Over three decades ago, the Infrared Astronomy Satellite detected that the universe comprised many nearly invisible yet extremely luminous galaxies — some of them over a thousand times brighter than the Milky Way.
These galaxies shine mainly in the infrared, driven by intense bursts of star formation that are hidden deep within clouds of molecular gas and dust. The dust captures the ultraviolet light released by the hot young stars, conceals the optical light and re-releases the energy at far-infrared wavelengths.
These wavelengths are approximately one hundred times longer than optical wavelengths and characterized by cool temperatures, approximately 40 degrees kelvin. Astronomers debate that, at least in a few cases, the hyperactivity is activated by collisions between galaxies that prompt the breakdown of their clouds of gas into new stars.
Collisions between galaxies are not unusual. Actually, the majority of galaxies have perhaps been involved in one or more collisions during their lifetimes, making these run-ins a crucial phase in the evolution of galaxies and the formation of stars in the universe.
The Milky Way, for example, is bound by gravity to the Andromeda galaxy. Both galaxies are approaching each other at a speed of approximately 50 km/second, and are projected to bump into each other in another billion years or so.
Collisions are believed to have been even more routine some ten billion years ago, the era occasionally referred to as Cosmic Noon because, during this era, the universe underwent a huge phase of star production — more than ten times the present-day’s rate as concluded using only the intense infrared emission from these galaxies.
Besides the ultraviolet from star formation, there are other methods to heat the dust, and careful consideration of heating mechanisms is necessary to be sure of the star formation rates, particularly for galaxies at Cosmic Noon which are so far away that most alternative star formation diagnostics are unfeasible.
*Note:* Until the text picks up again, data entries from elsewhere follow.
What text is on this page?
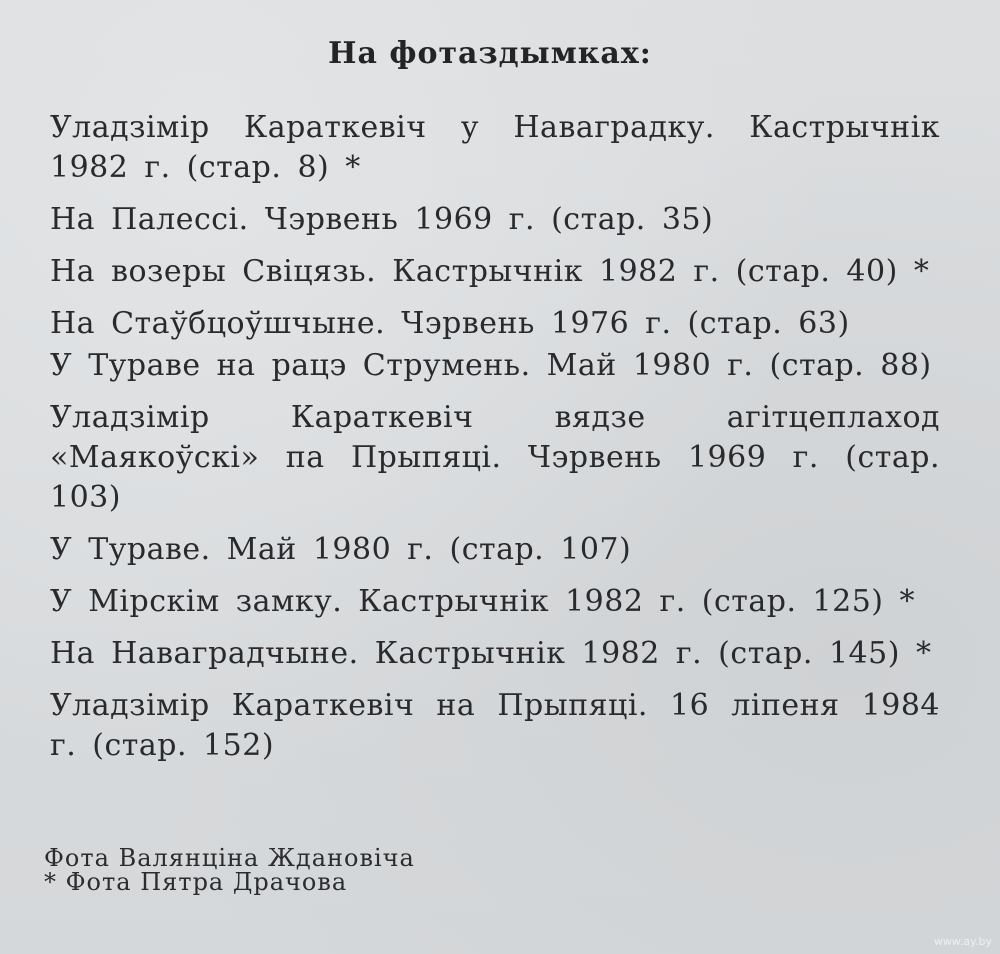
На фотаздымках:
Уладзімір Караткевіч у Наваградку. Кастрычнік 1982 г. (стар. 8) *
На Палессі. Чэрвень 1969 г. (стар. 35)
На возеры Свіцязь. Кастрычнік 1982 г. (стар. 40) *
На Стаўбцоўшчыне. Чэрвень 1976 г. (стар. 63)
У Тураве на рацэ Струмень. Май 1980 г. (стар. 88)
Уладзімір Караткевіч вядзе агітцеплаход «Маякоўскі» па Прыпяці. Чэрвень 1969 г. (стар. 103)
У Тураве. Май 1980 г. (стар. 107)
У Мірскім замку. Кастрычнік 1982 г. (стар. 125) *
На Наваградчыне. Кастрычнік 1982 г. (стар. 145) *
Уладзімір Караткевіч на Прыпяці. 16 ліпеня 1984 г. (стар. 152)
Фота Валянціна Ждановіча
* Фота Пятра Драчова
www.ay.by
One potential alternative source of energy is the supermassive black hole at the center of the galaxy. When gas and dust vigorously accrete onto the environment of a supermassive black hole, robust jets of charged particles can be emitted and the dusty torus surrounding it can heat up. These objects are known as active galactic nuclei (AGN).
Astronomers have long known that the hot, X-Ray emitting area around an AGN has dust that discharges in the infrared but have debated that the infrared would be defined by such high temperatures, and occurs from such small areas, that its contribution to the total far-infrared emission should be insignificant.
CfA astronomers Juan Rafael Martínez-Galarza and Howard Smith and their colleagues have currently demonstrated that a bright AGN can, under certain conditions, dominate the far-infrared dust emission.
Using simulations of merging galaxies, the astronomers demonstrate that radiation from a bright AGN can enter into the galaxy and warm the dust even though it stems from hot material only a few hundreds of light-years in size, and that material discharges in the far-infrared.
By artificially switching the simulated activity of the AGN on and off to measure the effects, the researchers show that mergers of massive galaxies can cause AGN-heated dust to dominate the cool, far-infrared emission in the galaxy by as much as a factor of four.
Star formation rates projected from the far-infrared luminosity in these objects will be incorrect without taking into account corrections for this large factor. The team goes on to recommend spectroscopic and imaging approaches to detect these cases using spatial morphologies and ionized atomic line signatures.
McKinney, J., et al. (2021) Dust-enshrouded AGNs Can Dominate Host-galaxy-scale Cold Dust Emission. The Astrophysical Journal. doi.org/10.3847/1538-4357/ac185f.